The highlight of our Norway trip for me was the visit at the Vigeland Sculpture Park and Museum.

We started out at the Vigeland Musuem. On the second floor of the museum was Vigeland’s apartment.

We paid a little bit extra, so we could get a guided tour of the apartment! 

Since his death, the museum has preserved all of his belongings and has the apartment set up exactly as he left it. Our tour guide told us that back when Vigeland started working on the fountain (which later turned into a whole park), he made a deal with the city of Oslo. The city would pay for a space for Vigeland to work, all the supplies and assistants he needed, and an apartment above the studio as long as he gave all of his works from there on out to the city of Oslo. Pretty good deal for Vigeland, since a lot of the materials were very expensive. A stairway that leads up from his library houses an urn with his ashes and some reliefs he worked on before he died.


On the ground floor is Vigeland’s studio which now houses some of his sculptures.  In the museum we were able to see some of his earlier works and some works that are very different from the pieces in the park.  There also is a room that shows the process of making the pieces in the park. They started out being carved in clay by Vigeland, before having assistants cast them in stone or bronze. It was very tedious work as one would guess. The museum also has some of the original sculptures that are in the park. One of my favourites was to see the fountain sculpture up close. It creates a very different feeling being up close to it and seeing how large it actually is. I also enjoyed seeing the monolith up close. Since it is 17 meters tall, it is broken into three different sections and you are able to see the details much better when you can get close to each section of it.

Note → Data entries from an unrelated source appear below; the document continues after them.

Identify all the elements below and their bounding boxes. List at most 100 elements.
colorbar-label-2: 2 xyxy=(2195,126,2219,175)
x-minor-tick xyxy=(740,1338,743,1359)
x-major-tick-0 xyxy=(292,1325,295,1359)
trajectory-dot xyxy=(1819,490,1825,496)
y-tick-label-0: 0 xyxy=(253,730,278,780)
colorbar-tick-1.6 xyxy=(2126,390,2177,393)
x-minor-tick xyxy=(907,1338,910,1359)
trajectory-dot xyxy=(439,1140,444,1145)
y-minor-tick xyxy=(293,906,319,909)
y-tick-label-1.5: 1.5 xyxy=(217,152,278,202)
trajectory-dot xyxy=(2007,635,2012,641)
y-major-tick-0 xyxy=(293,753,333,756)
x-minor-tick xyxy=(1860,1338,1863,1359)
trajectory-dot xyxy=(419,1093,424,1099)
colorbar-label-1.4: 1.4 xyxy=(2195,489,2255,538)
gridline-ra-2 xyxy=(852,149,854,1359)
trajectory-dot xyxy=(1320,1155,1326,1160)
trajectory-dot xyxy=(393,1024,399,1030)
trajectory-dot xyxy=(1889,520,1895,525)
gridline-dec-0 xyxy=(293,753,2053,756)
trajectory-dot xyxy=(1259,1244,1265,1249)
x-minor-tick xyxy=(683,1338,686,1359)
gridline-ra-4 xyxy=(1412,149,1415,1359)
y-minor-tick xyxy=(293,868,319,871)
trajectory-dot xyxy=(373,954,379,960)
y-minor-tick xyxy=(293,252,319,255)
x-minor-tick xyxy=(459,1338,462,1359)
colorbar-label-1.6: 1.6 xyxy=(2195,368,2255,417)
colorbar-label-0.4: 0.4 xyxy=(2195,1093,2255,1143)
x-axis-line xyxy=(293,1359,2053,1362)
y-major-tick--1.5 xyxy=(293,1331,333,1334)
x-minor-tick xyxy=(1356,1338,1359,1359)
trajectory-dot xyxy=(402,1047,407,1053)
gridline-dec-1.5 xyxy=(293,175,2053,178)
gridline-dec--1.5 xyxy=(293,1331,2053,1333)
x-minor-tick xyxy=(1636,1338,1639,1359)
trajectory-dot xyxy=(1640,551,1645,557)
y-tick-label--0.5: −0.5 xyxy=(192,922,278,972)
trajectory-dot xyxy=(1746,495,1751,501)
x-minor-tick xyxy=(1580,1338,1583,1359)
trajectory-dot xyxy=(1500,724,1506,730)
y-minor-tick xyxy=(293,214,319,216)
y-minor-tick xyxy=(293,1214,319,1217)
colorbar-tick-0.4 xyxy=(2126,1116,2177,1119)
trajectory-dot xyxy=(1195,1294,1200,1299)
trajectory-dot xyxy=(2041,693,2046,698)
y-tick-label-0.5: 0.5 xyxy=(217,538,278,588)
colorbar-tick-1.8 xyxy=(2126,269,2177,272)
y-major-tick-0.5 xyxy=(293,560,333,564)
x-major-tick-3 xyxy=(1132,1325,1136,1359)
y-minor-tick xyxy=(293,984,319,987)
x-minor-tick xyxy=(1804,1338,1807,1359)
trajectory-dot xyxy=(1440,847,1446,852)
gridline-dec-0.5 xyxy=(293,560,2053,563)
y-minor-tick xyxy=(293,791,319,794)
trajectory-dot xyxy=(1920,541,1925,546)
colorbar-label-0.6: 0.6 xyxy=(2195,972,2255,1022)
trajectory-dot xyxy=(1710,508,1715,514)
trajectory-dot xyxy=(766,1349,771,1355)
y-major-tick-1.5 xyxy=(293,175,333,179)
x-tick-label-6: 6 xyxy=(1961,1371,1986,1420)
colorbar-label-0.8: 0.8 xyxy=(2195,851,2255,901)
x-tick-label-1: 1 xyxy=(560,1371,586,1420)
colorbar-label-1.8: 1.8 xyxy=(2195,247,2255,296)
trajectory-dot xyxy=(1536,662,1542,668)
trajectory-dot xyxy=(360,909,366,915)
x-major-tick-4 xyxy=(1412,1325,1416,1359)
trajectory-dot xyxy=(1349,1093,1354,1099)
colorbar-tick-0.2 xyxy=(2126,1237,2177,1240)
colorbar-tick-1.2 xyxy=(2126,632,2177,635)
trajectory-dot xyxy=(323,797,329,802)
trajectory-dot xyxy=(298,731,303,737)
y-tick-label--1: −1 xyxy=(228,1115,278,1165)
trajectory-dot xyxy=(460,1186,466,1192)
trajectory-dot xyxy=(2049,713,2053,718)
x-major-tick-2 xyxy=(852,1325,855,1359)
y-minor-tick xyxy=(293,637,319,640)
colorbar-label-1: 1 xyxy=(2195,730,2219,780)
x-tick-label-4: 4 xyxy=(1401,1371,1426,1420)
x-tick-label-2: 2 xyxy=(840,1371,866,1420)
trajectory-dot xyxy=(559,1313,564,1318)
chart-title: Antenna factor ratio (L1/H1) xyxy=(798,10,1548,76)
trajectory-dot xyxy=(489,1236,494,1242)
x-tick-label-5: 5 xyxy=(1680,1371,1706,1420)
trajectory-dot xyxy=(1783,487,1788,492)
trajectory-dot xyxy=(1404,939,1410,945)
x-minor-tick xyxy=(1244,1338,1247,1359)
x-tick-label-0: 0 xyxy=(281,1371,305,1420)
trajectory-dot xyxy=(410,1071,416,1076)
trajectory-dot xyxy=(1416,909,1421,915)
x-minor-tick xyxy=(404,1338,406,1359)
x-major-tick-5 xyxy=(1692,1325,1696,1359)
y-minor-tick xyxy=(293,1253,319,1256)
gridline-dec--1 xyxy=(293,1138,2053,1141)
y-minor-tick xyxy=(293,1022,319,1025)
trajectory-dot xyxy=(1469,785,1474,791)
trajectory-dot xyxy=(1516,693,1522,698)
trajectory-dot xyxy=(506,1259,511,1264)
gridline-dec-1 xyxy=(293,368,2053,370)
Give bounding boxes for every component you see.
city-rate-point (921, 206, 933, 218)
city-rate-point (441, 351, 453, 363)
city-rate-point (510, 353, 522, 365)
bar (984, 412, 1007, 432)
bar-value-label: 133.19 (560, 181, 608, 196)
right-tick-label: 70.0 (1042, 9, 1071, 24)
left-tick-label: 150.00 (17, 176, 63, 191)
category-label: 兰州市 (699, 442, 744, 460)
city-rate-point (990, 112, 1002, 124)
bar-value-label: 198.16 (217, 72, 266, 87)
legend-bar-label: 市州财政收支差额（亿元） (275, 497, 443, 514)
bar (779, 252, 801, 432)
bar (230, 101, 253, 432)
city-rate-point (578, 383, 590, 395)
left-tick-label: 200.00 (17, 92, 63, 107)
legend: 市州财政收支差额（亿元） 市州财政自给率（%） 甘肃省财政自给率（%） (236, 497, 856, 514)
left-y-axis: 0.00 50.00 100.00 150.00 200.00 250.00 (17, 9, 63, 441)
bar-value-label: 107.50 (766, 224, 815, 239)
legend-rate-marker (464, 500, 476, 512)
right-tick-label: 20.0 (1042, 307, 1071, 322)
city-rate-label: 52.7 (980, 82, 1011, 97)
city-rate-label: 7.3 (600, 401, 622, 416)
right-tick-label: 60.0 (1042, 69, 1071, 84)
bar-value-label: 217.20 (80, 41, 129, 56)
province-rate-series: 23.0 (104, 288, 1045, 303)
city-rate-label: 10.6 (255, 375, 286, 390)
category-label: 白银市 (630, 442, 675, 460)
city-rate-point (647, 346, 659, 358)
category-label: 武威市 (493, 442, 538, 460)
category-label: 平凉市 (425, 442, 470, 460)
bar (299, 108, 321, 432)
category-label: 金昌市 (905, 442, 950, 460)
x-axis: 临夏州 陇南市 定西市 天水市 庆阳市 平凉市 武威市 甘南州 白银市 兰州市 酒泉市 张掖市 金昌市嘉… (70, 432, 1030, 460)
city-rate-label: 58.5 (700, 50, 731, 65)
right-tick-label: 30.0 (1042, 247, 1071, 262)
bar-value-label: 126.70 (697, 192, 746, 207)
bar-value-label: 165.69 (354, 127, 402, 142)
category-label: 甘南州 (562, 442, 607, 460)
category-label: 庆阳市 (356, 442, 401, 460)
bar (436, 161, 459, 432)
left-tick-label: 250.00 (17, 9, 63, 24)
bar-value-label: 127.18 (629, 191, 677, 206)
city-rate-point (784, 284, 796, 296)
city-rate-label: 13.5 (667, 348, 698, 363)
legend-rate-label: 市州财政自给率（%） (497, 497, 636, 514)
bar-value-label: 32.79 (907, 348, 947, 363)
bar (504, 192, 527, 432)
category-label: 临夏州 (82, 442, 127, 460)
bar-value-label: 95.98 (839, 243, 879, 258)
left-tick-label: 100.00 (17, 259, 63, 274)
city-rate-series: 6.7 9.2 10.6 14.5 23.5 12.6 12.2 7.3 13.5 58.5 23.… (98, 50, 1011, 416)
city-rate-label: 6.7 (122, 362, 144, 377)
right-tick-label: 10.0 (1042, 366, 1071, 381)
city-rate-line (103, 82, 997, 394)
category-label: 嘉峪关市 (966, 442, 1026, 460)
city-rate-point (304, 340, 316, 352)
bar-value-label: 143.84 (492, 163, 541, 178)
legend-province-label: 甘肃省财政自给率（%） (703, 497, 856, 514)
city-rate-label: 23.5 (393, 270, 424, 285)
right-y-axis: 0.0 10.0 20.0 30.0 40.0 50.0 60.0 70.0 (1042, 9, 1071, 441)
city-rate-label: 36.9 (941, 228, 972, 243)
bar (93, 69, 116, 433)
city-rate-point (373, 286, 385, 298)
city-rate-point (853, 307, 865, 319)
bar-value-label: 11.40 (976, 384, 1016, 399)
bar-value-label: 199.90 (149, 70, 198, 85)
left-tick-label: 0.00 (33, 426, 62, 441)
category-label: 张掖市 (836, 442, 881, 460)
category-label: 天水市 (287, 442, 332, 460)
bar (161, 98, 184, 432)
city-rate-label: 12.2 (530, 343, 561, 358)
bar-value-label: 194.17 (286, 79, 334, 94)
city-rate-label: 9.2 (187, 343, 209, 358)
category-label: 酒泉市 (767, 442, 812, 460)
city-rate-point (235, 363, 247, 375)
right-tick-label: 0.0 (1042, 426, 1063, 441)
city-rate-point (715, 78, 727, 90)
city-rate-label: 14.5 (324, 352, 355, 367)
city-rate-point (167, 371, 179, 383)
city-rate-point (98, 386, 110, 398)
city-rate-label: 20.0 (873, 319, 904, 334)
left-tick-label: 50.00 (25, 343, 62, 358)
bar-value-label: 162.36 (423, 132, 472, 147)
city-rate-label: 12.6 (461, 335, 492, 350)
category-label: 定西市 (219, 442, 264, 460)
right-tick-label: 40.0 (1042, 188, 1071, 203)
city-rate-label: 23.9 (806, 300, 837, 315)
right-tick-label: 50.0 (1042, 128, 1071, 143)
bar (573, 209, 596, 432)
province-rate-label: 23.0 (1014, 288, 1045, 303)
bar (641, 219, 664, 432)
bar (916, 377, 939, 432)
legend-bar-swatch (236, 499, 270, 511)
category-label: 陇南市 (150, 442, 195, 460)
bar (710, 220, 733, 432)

  After the museum and apartment tour, we made our way to the park.


Now that it is beginning of the autumn, the leaves are changing colours and it makes me love the park that much more! The feel of the park has changed a little bit just with the trees and ivy changing colours. I especially liked going to the park at sunny autumn day.

Visit to the park with my husband (he is an artist) made the park even more interesting as he pointed out some things I hadn’t noticed. I also enjoyed listening to his interpretation of the different parts of the park and sculptures as well as the information (he read to me) on what Vigeland’s plans were as he was making the park.

It was a perfect day to see the park, and I can’t wait to go back once it snows and see how the vibe of the park changes again.